Monday, March 15, 2010

Waxing Poetically ...

Since we’ve been in Kurdistan, I confess that I’ve felt my Canadian-ism rather keenly – a sentiment which is, under normal conditions, almost completely lacking from my genetic makeup – and it’s all because of Erbil’s grocery stores. It began with the discovery of a couple of choice Canadian products - products I wouldn’t normally expect to see outside of Canada, let alone in Iraq. There was that first sighting of (albeit dusty) tins of Brunswick sardines which made me quite misty, followed closely by frosty packages of McCain’s Deep'n Delicious chocolate cake which just left me feeling puzzled. And more recently it was the jaunty display case of Nitro Canada Hair Wax. Nitro Canada Hair Wax? you ask.


It would seem that pretty much every neighbourhood market has a fairly extensive selection of Nitro Canada Hair Wax. With grammatically challenged easy to follow directions, the Nitro Canada purports to “enhance lustrous chine (sic) and ideal for sleekly (sic) look and goood (sic) scent easy to apply and wash off.” I'm going to have to start paying closer attention to the Kurds' hair - is it the chine truly lustrous? The scent especially goood?

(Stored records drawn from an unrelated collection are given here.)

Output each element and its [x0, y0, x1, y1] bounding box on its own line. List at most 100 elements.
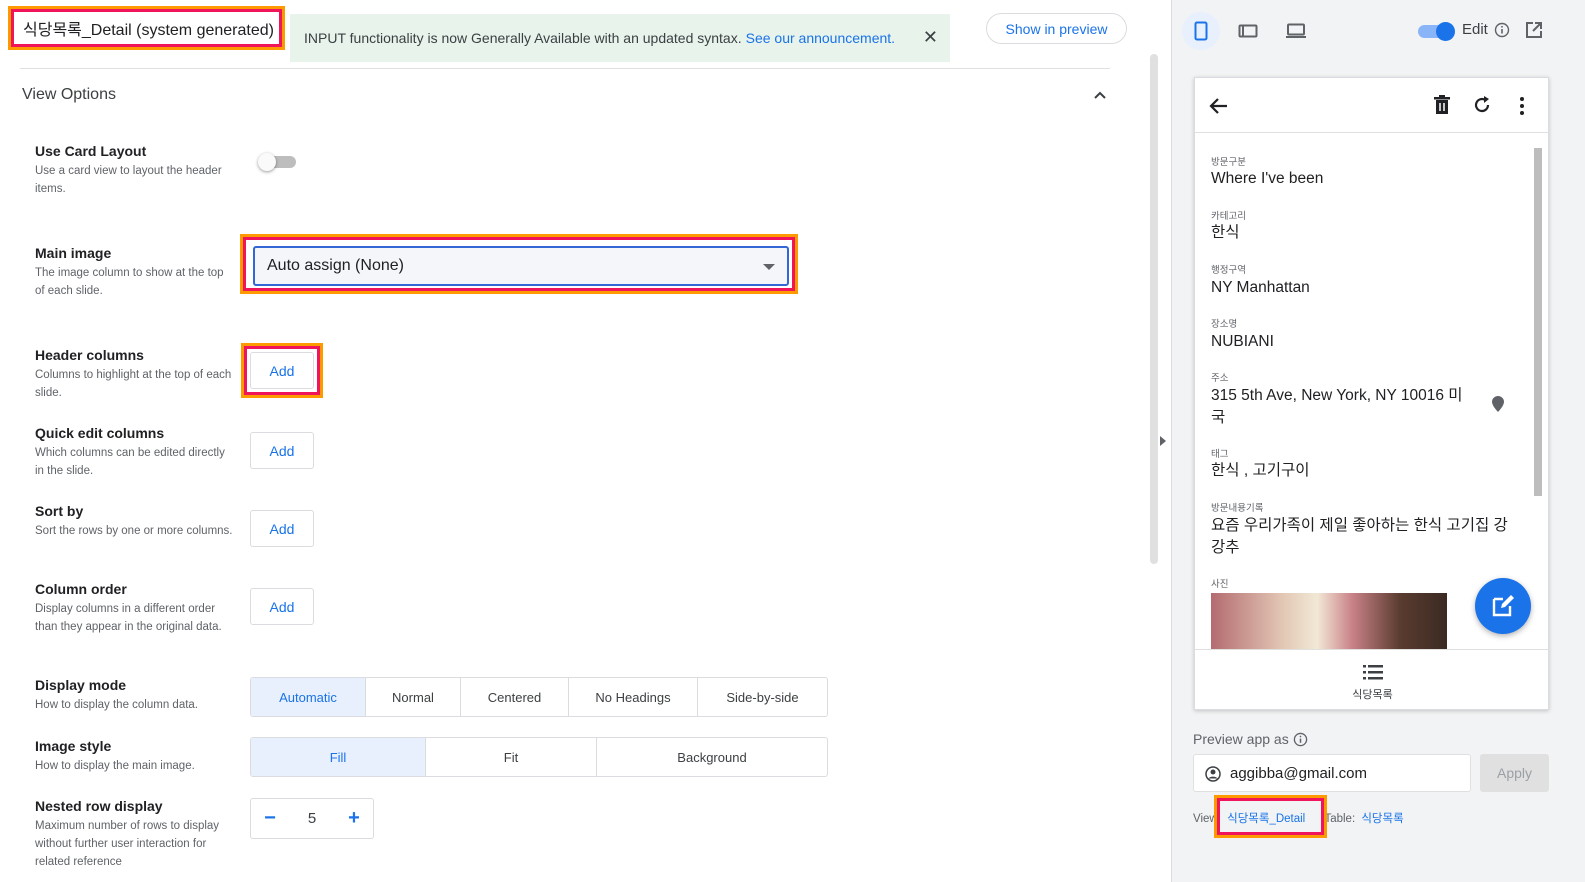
- detail-fields: 방문구분 Where I've been 카테고리 한식 행정구역 NY Man…: [1195, 134, 1535, 649]
- field-label: 장소명: [1211, 319, 1238, 330]
- use-card-layout-toggle[interactable]: [258, 153, 298, 171]
- display-mode-automatic[interactable]: Automatic: [251, 678, 366, 716]
- minus-icon[interactable]: −: [251, 807, 289, 830]
- back-arrow-icon[interactable]: [1209, 96, 1229, 116]
- more-vert-icon[interactable]: [1517, 96, 1527, 116]
- divider: [20, 68, 1110, 69]
- nested-row-stepper: − 5 +: [250, 798, 374, 839]
- chevron-up-icon[interactable]: [1092, 88, 1108, 104]
- nested-row-display-label: Nested row display: [35, 798, 163, 814]
- phone-app-bar: [1195, 78, 1550, 133]
- quick-edit-columns-label: Quick edit columns: [35, 425, 165, 441]
- display-mode-no-headings[interactable]: No Headings: [569, 678, 698, 716]
- list-icon[interactable]: [1363, 664, 1383, 680]
- table-link[interactable]: 식당목록: [1361, 813, 1403, 825]
- edit-mode-toggle[interactable]: [1418, 22, 1456, 41]
- header-columns-label: Header columns: [35, 347, 144, 363]
- column-order-desc: Display columns in a different order tha…: [35, 603, 222, 633]
- header-columns-add-button[interactable]: Add: [250, 352, 314, 389]
- field-label: 방문구분: [1211, 157, 1246, 168]
- main-image-highlight: Auto assign (None): [240, 234, 798, 294]
- image-style-fill[interactable]: Fill: [251, 738, 426, 776]
- collapse-preview-icon[interactable]: [1160, 436, 1166, 446]
- image-style-segmented: Fill Fit Background: [250, 737, 828, 777]
- column-order-label: Column order: [35, 581, 127, 597]
- image-style-fit[interactable]: Fit: [426, 738, 597, 776]
- section-title: View Options: [22, 86, 116, 103]
- field-value: NY Manhattan: [1211, 279, 1310, 296]
- main-image-label: Main image: [35, 245, 112, 261]
- table-prefix: Table:: [1324, 813, 1356, 825]
- view-link-highlight: [1214, 795, 1327, 838]
- image-style-background[interactable]: Background: [597, 738, 827, 776]
- toggle-knob: [1436, 22, 1455, 41]
- editor-scrollbar[interactable]: [1150, 54, 1158, 564]
- main-image-value: Auto assign (None): [267, 257, 404, 274]
- display-mode-desc: How to display the column data.: [35, 699, 199, 711]
- display-mode-side-by-side[interactable]: Side-by-side: [698, 678, 827, 716]
- plus-icon[interactable]: +: [335, 807, 373, 830]
- info-icon[interactable]: [1293, 732, 1308, 747]
- field-value: NUBIANI: [1211, 333, 1274, 350]
- open-in-new-icon[interactable]: [1525, 21, 1543, 39]
- refresh-icon[interactable]: [1472, 95, 1492, 115]
- delete-icon[interactable]: [1433, 95, 1451, 115]
- sort-by-add-button[interactable]: Add: [250, 510, 314, 547]
- desktop-device-icon[interactable]: [1277, 12, 1315, 50]
- banner-text: INPUT functionality is now Generally Ava…: [304, 30, 742, 46]
- toggle-knob: [258, 153, 276, 171]
- view-title: 식당목록_Detail (system generated): [8, 6, 285, 50]
- announcement-banner: INPUT functionality is now Generally Ava…: [290, 14, 950, 62]
- email-value: aggibba@gmail.com: [1230, 764, 1367, 782]
- dropdown-caret-icon: [763, 264, 775, 270]
- food-photo[interactable]: [1211, 593, 1447, 649]
- display-mode-normal[interactable]: Normal: [366, 678, 461, 716]
- close-icon[interactable]: ✕: [923, 27, 938, 48]
- column-order-add-button[interactable]: Add: [250, 588, 314, 625]
- field-value: 한식: [1211, 224, 1240, 241]
- apply-button[interactable]: Apply: [1480, 754, 1549, 792]
- field-label: 주소: [1211, 373, 1229, 384]
- field-value: Where I've been: [1211, 170, 1324, 187]
- preview-as-label: Preview app as: [1193, 731, 1289, 747]
- preview-email-input[interactable]: aggibba@gmail.com: [1193, 754, 1471, 792]
- show-in-preview-button[interactable]: Show in preview: [986, 13, 1127, 44]
- nested-row-value[interactable]: 5: [289, 810, 335, 827]
- display-mode-centered[interactable]: Centered: [461, 678, 569, 716]
- field-label: 사진: [1211, 579, 1229, 590]
- image-style-label: Image style: [35, 738, 112, 754]
- map-pin-icon[interactable]: [1492, 396, 1504, 412]
- nav-label[interactable]: 식당목록: [1195, 686, 1550, 702]
- main-image-desc: The image column to show at the top of e…: [35, 267, 224, 297]
- announcement-link[interactable]: See our announcement.: [746, 30, 895, 46]
- nested-row-display-desc: Maximum number of rows to display withou…: [35, 820, 220, 868]
- field-label: 카테고리: [1211, 211, 1246, 222]
- header-columns-desc: Columns to highlight at the top of each …: [35, 369, 232, 399]
- sort-by-label: Sort by: [35, 503, 84, 519]
- phone-scrollbar[interactable]: [1534, 148, 1542, 496]
- mobile-device-icon[interactable]: [1182, 12, 1220, 50]
- display-mode-segmented: Automatic Normal Centered No Headings Si…: [250, 677, 828, 717]
- sort-by-desc: Sort the rows by one or more columns.: [35, 525, 233, 537]
- edit-icon: [1492, 595, 1514, 617]
- view-editor-panel: 식당목록_Detail (system generated) INPUT fun…: [0, 0, 1150, 882]
- edit-fab-button[interactable]: [1475, 578, 1531, 634]
- field-value: 한식 , 고기구이: [1211, 462, 1310, 479]
- use-card-layout-desc: Use a card view to layout the header ite…: [35, 165, 222, 195]
- field-value: 요즘 우리가족이 제일 좋아하는 한식 고기집 강강추: [1211, 517, 1508, 556]
- tablet-device-icon[interactable]: [1229, 12, 1267, 50]
- main-image-select[interactable]: Auto assign (None): [253, 246, 789, 286]
- quick-edit-columns-desc: Which columns can be edited directly in …: [35, 447, 225, 477]
- field-value: 315 5th Ave, New York, NY 10016 미국: [1211, 387, 1463, 426]
- image-style-desc: How to display the main image.: [35, 760, 195, 772]
- info-icon[interactable]: [1494, 22, 1510, 38]
- field-label: 태그: [1211, 449, 1229, 460]
- app-root: 식당목록_Detail (system generated) INPUT fun…: [0, 0, 1585, 882]
- display-mode-label: Display mode: [35, 677, 127, 693]
- use-card-layout-label: Use Card Layout: [35, 143, 147, 159]
- field-label: 행정구역: [1211, 265, 1246, 276]
- bottom-nav: 식당목록: [1195, 649, 1550, 710]
- field-label: 방문내용기록: [1211, 503, 1264, 514]
- edit-label: Edit: [1462, 21, 1488, 38]
- quick-edit-add-button[interactable]: Add: [250, 432, 314, 469]
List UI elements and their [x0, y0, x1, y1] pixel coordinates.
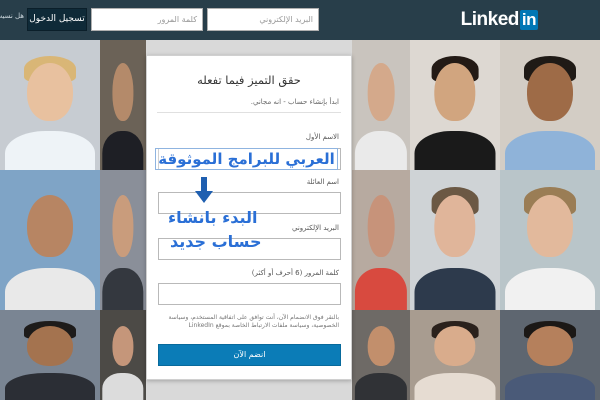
background-photo: [352, 170, 410, 310]
background-photo: [0, 170, 100, 310]
background-photo: [410, 40, 500, 170]
last-name-label: اسم العائلة: [306, 178, 339, 186]
background-photo: [352, 310, 410, 400]
background-photo: [352, 40, 410, 170]
background-photo: [500, 170, 600, 310]
top-navigation-bar: Linked in البريد الإلكتروني كلمة المرور ت…: [0, 0, 600, 40]
first-name-label: الاسم الأول: [305, 133, 339, 141]
background-photo: [100, 310, 146, 400]
background-photo: [0, 40, 100, 170]
email-label: البريد الإلكتروني: [292, 224, 339, 232]
background-photo: [500, 310, 600, 400]
logo-text: Linked: [460, 9, 520, 30]
background-photo: [410, 170, 500, 310]
card-divider: [157, 112, 341, 113]
join-now-button[interactable]: انضم الآن: [158, 344, 341, 366]
header-email-input[interactable]: البريد الإلكتروني: [207, 8, 319, 31]
header-password-input[interactable]: كلمة المرور: [91, 8, 203, 31]
password-label: كلمة المرور (6 أحرف أو أكثر): [251, 269, 339, 277]
logo-badge: in: [519, 10, 538, 30]
background-photo: [100, 40, 146, 170]
password-field[interactable]: [158, 283, 341, 305]
background-photo: [500, 40, 600, 170]
arrow-down-icon: [195, 177, 213, 203]
background-photo: [100, 170, 146, 310]
annotation-line-one: البدء بانشاء: [168, 208, 258, 227]
terms-text: بالنقر فوق الانضمام الآن، أنت توافق على …: [168, 314, 339, 329]
card-subtitle: ابدأ بإنشاء حساب - انه مجاني.: [250, 98, 339, 106]
background-photo: [410, 310, 500, 400]
card-title: حقق التميز فيما تفعله: [197, 73, 301, 87]
forgot-password-link[interactable]: هل نسيت: [0, 12, 24, 20]
annotation-line-two: حساب جديد: [170, 232, 262, 251]
background-photo: [0, 310, 100, 400]
annotation-brand-label: العربي للبرامج الموثوقة: [155, 148, 338, 170]
linkedin-logo[interactable]: Linked in: [461, 9, 538, 31]
login-button[interactable]: تسجيل الدخول: [27, 8, 87, 31]
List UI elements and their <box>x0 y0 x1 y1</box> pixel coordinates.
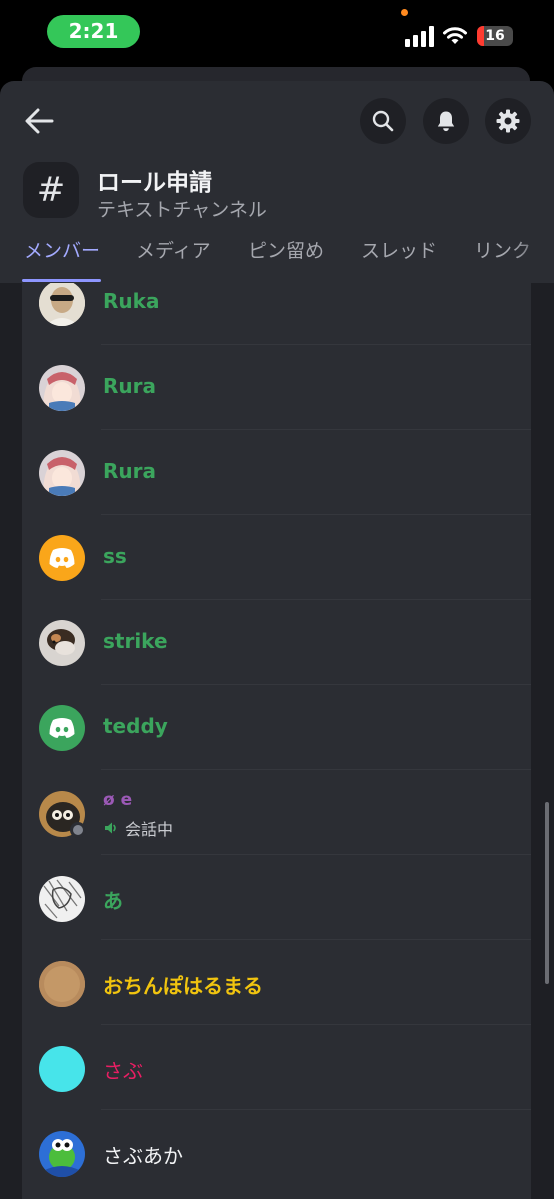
back-button[interactable] <box>22 101 58 141</box>
member-avatar <box>39 876 85 922</box>
member-avatar <box>39 620 85 666</box>
discord-logo-icon <box>49 548 75 568</box>
member-name: おちんぽはるまる <box>103 974 263 998</box>
member-name: ø e <box>103 790 133 810</box>
member-name: Rura <box>103 374 156 398</box>
tab-bar: メンバー メディア ピン留め スレッド リンク <box>0 228 554 283</box>
hash-glyph: # <box>36 170 66 210</box>
member-avatar <box>39 705 85 751</box>
battery-level: 16 <box>485 28 505 44</box>
wifi-icon <box>443 27 467 44</box>
tab-fade <box>514 228 554 283</box>
scrollbar[interactable] <box>545 802 549 984</box>
voice-activity-label: 会話中 <box>125 820 174 839</box>
member-row[interactable]: ø e 会話中 <box>22 770 531 855</box>
member-avatar <box>39 535 85 581</box>
member-row[interactable]: おちんぽはるまる <box>22 940 531 1025</box>
tab-threads[interactable]: スレッド <box>361 236 437 263</box>
search-button[interactable] <box>360 98 406 144</box>
active-tab-indicator <box>22 279 101 282</box>
tab-media[interactable]: メディア <box>136 236 211 263</box>
member-name: あ <box>103 889 123 913</box>
member-row[interactable]: strike <box>22 600 531 685</box>
member-row[interactable]: さぶあか <box>22 1110 531 1195</box>
tab-pins[interactable]: ピン留め <box>248 236 324 263</box>
speaker-icon <box>105 822 116 834</box>
member-avatar <box>39 1046 85 1092</box>
cellular-signal-icon <box>405 25 435 47</box>
member-name: Ruka <box>103 289 160 313</box>
bell-icon <box>437 111 455 132</box>
member-row[interactable]: あ <box>22 855 531 940</box>
arrow-left-icon <box>25 108 54 134</box>
member-row[interactable]: Rura <box>22 345 531 430</box>
sheet-gutter-right <box>531 283 554 1199</box>
settings-button[interactable] <box>485 98 531 144</box>
battery-icon: 16 <box>477 26 513 46</box>
channel-name: ロール申請 <box>97 170 212 196</box>
voice-activity: 会話中 <box>103 816 173 840</box>
member-list: Ruka Rura Rura ss strike teddy ø e 会話中 あ… <box>22 283 531 1199</box>
member-avatar <box>39 450 85 496</box>
member-name: Rura <box>103 459 156 483</box>
member-row[interactable]: ss <box>22 515 531 600</box>
status-bar: 2:21 16 <box>0 0 554 70</box>
status-time[interactable]: 2:21 <box>47 15 140 48</box>
notifications-button[interactable] <box>423 98 469 144</box>
member-name: ss <box>103 544 127 568</box>
privacy-indicator-dot <box>401 9 408 16</box>
member-avatar <box>39 1131 85 1177</box>
member-row[interactable]: Rura <box>22 430 531 515</box>
member-row[interactable]: さぶ <box>22 1025 531 1110</box>
status-indicator <box>70 822 86 838</box>
search-icon <box>372 110 394 132</box>
member-row[interactable]: teddy <box>22 685 531 770</box>
sheet-gutter-left <box>0 283 22 1199</box>
member-avatar <box>39 283 85 326</box>
discord-logo-icon <box>49 718 75 738</box>
gear-icon <box>496 109 520 133</box>
member-name: さぶ <box>103 1059 143 1083</box>
tab-members[interactable]: メンバー <box>24 236 100 263</box>
member-name: さぶあか <box>103 1144 183 1168</box>
channel-hash-icon: # <box>23 162 79 218</box>
member-name: teddy <box>103 714 168 738</box>
member-avatar <box>39 365 85 411</box>
member-name: strike <box>103 629 168 653</box>
channel-type: テキストチャンネル <box>97 199 267 221</box>
member-avatar <box>39 961 85 1007</box>
member-row[interactable]: Ruka <box>22 283 531 345</box>
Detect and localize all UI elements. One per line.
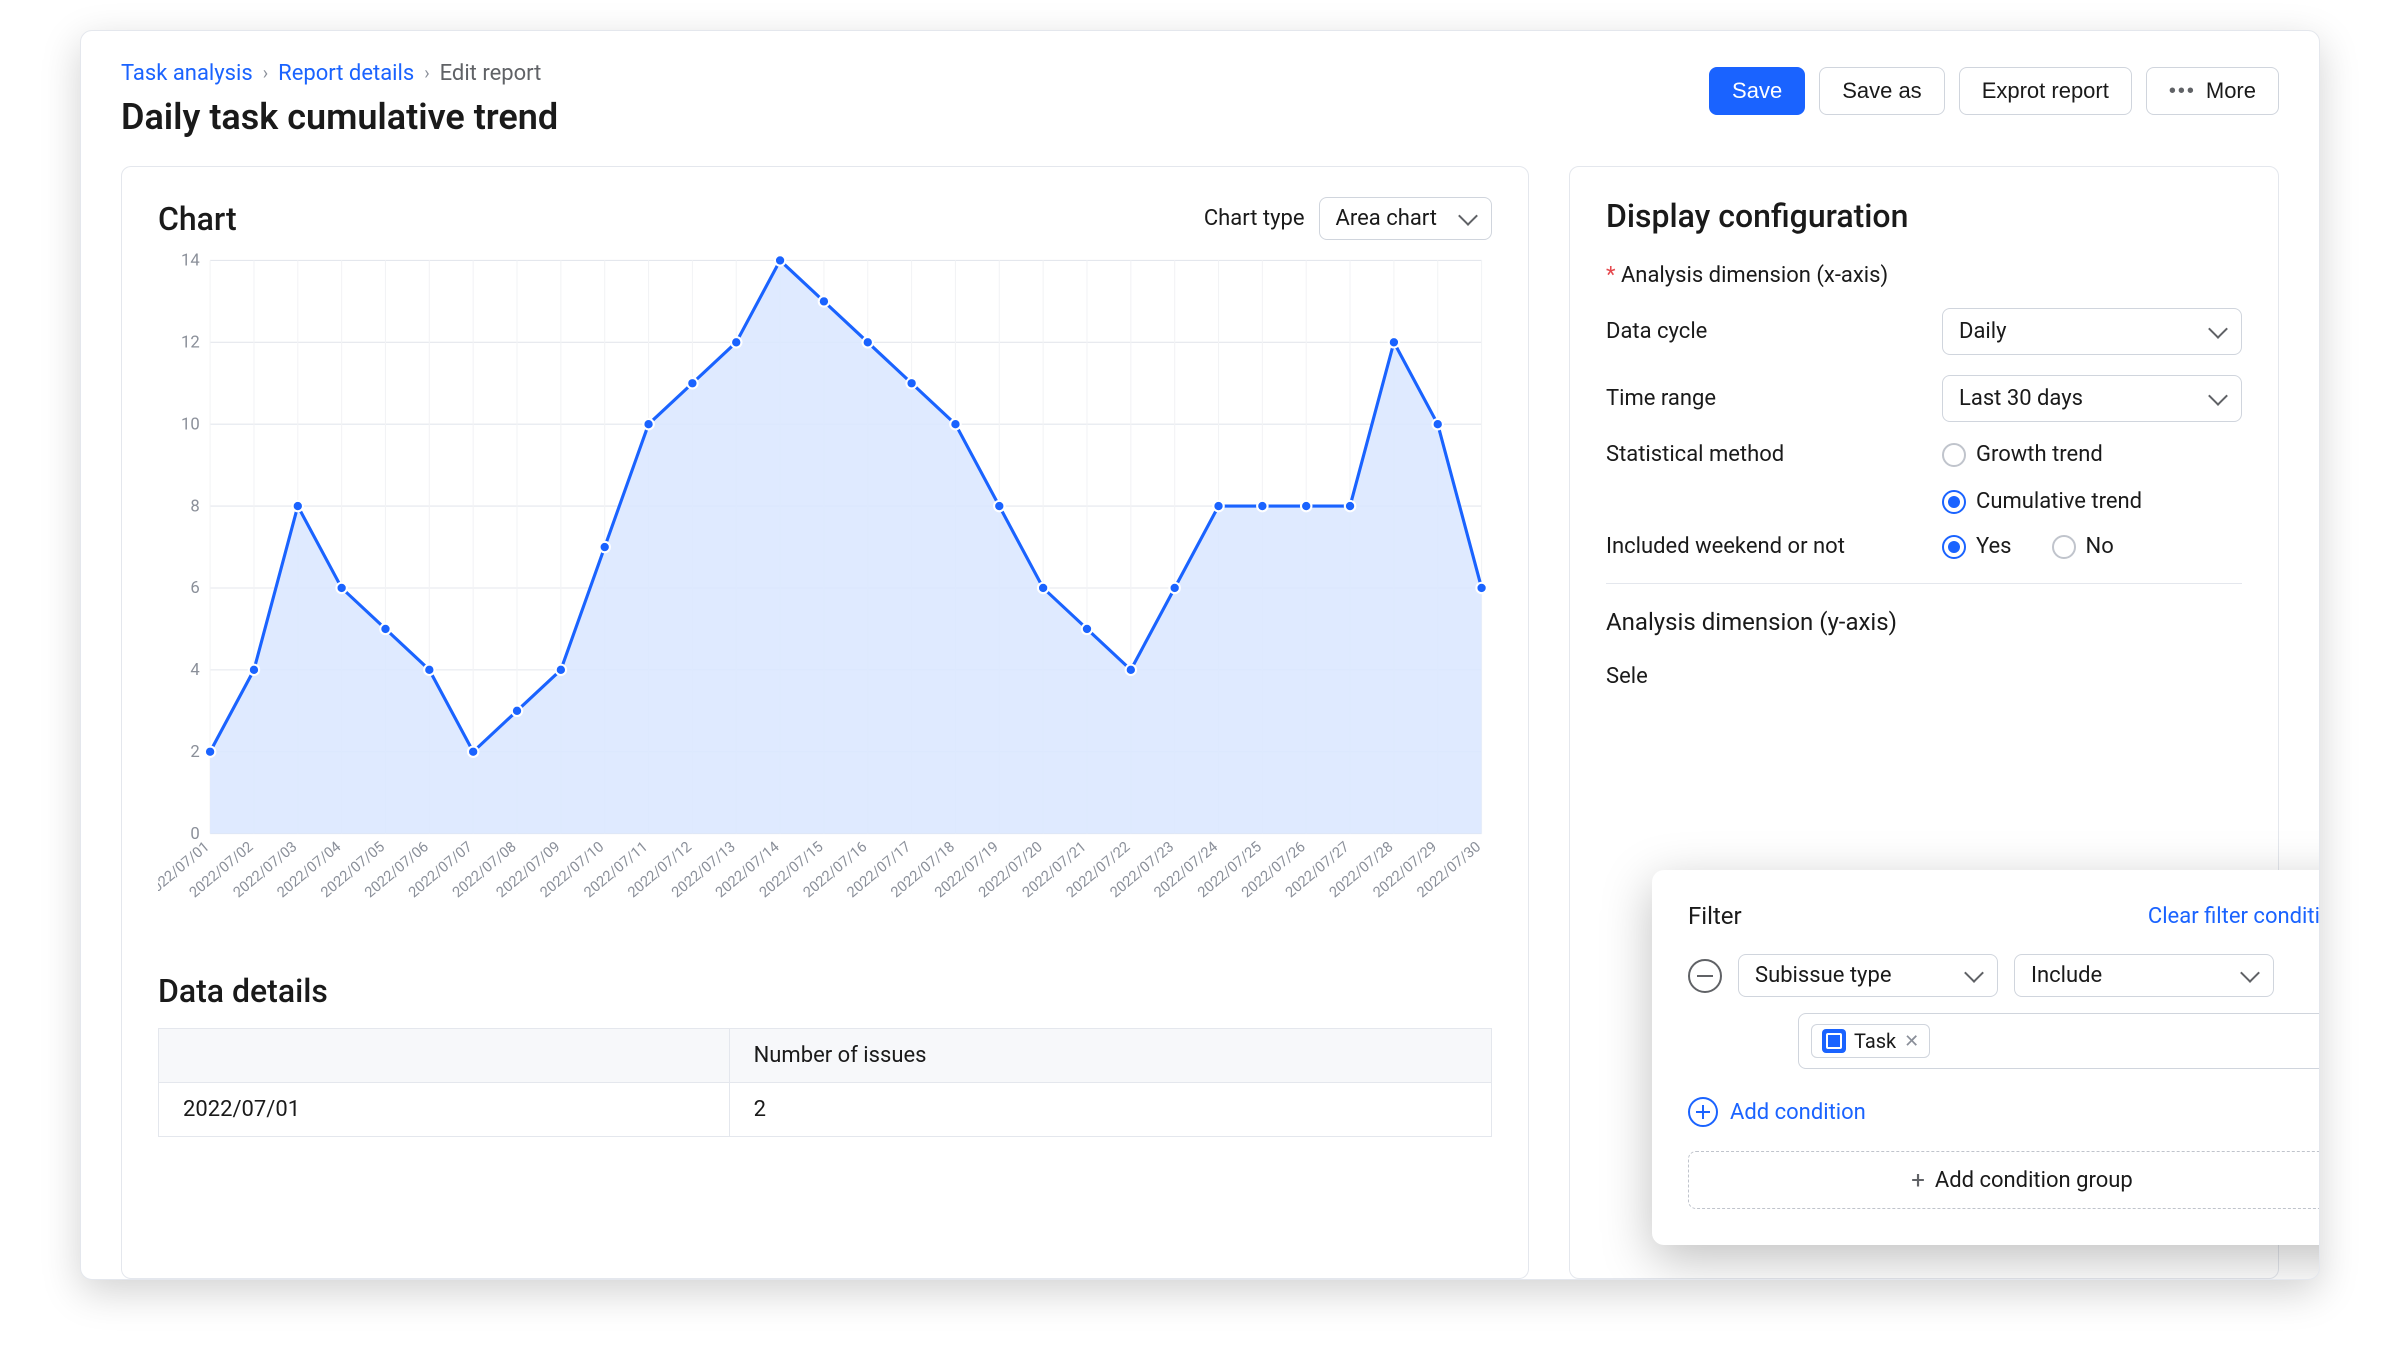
- filter-tag-task: Task ✕: [1811, 1024, 1930, 1058]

On top of its sleekly-ness, Nitro Canada Wax comes in fragrances that every fashionista wants - nay craves - to have wafting up from his or her head under a blistering Iraqi sun. Many of these are fruity - and dare I say mundane? - fragrances, but Nitro Canada Hair Wax's ability in identifying the needs of the wax-wearing public clearly came to a head with the development of their snake oil- and (my personal favourite) garlic-scented hair wax. Pure genius, that. Hats off to you.

Of course,
a closer examination of the Canuck wax only served to dry up that trickle of patriotism dribbling through my veins: I am relieved sad to say that Nitro Canada Hair Wax is not Canadian. It’s manufactured in the People’s Republic of China – specifically (should you care about these things) in Guangdong. Given the PRC’s proven track record of providing quality consumer products, it’s probably a very good thing that doting Chinese mothers don’t (to the best of my knowledge) slick down their toddler’s hair with hair wax. Or was the problem only with chemical-laced toothpaste, tainted pet food, dried apples preserved with cancer-causing chemicals, frozen catfish laden with banned antibiotics, scallops and sardines coated with putrefying bacteria, mushrooms laced with illegal pesticides? Oh - and the milk.

Then again, they do claim - and I quote - that "'customer first' has always been our pursuit of the best product and we are ready to return customer.” Return customer? Where to? To the atmosphere? Is the nitro component some sort of oily, colourless explosive suitable for all hair styles? Is this why it's popular in Iraq? And where do they get off suggesting that their product is Canadian? This just isn't good form - I mean, everyone knows that products made in Canada are of the highest calibre only.

Well, at least McCain’s Deep' n Delicious chocolate cakes – whose wholesome ingredients include hydrogenated palm kernel oil, glucose solids, glycol mono fatty acid esters, mono- and digylcerides, artificial flavour, beef gelatin (every vegetarian's dream), polysorbate 60, sorbitan monostearate, xanthan gum, silicon dioxide, sodium aluminum phosphate and shellac - is purely and proudly Canadian. I feel better already.


Miss Footloose said...

I'm just catching up, and can't wait to hear more about your new life in Erbil. I have not been able to ascertain from your earlier missives, why you moved to Kurdistan, but perhaps this is none of my business.

About the food, yes, I've found the most unlikely food items from my home country (the Netherlands)in the most unlikely corners of the globe. usually the most un-nutritious ones that are shot full of preservatives etc. so they'll withstand time and tropical heat on distant shelves.

Okay, now I'm going to read the rest of your posts.

This Cat's Abroad said...

Hi Miss Footloose - we came to Erbil because we were dissatisfied with our last employer and we had a great offer here. Besides, doesn't everyone want to come to Iraq?

Miss Footloose said...

Doesn't anyone want to come to Iraq? Well, of course! It's where the fun is! Duh! What was I thinking!

Enjoy! It should be very interesting and I'm looking forward to hearing more.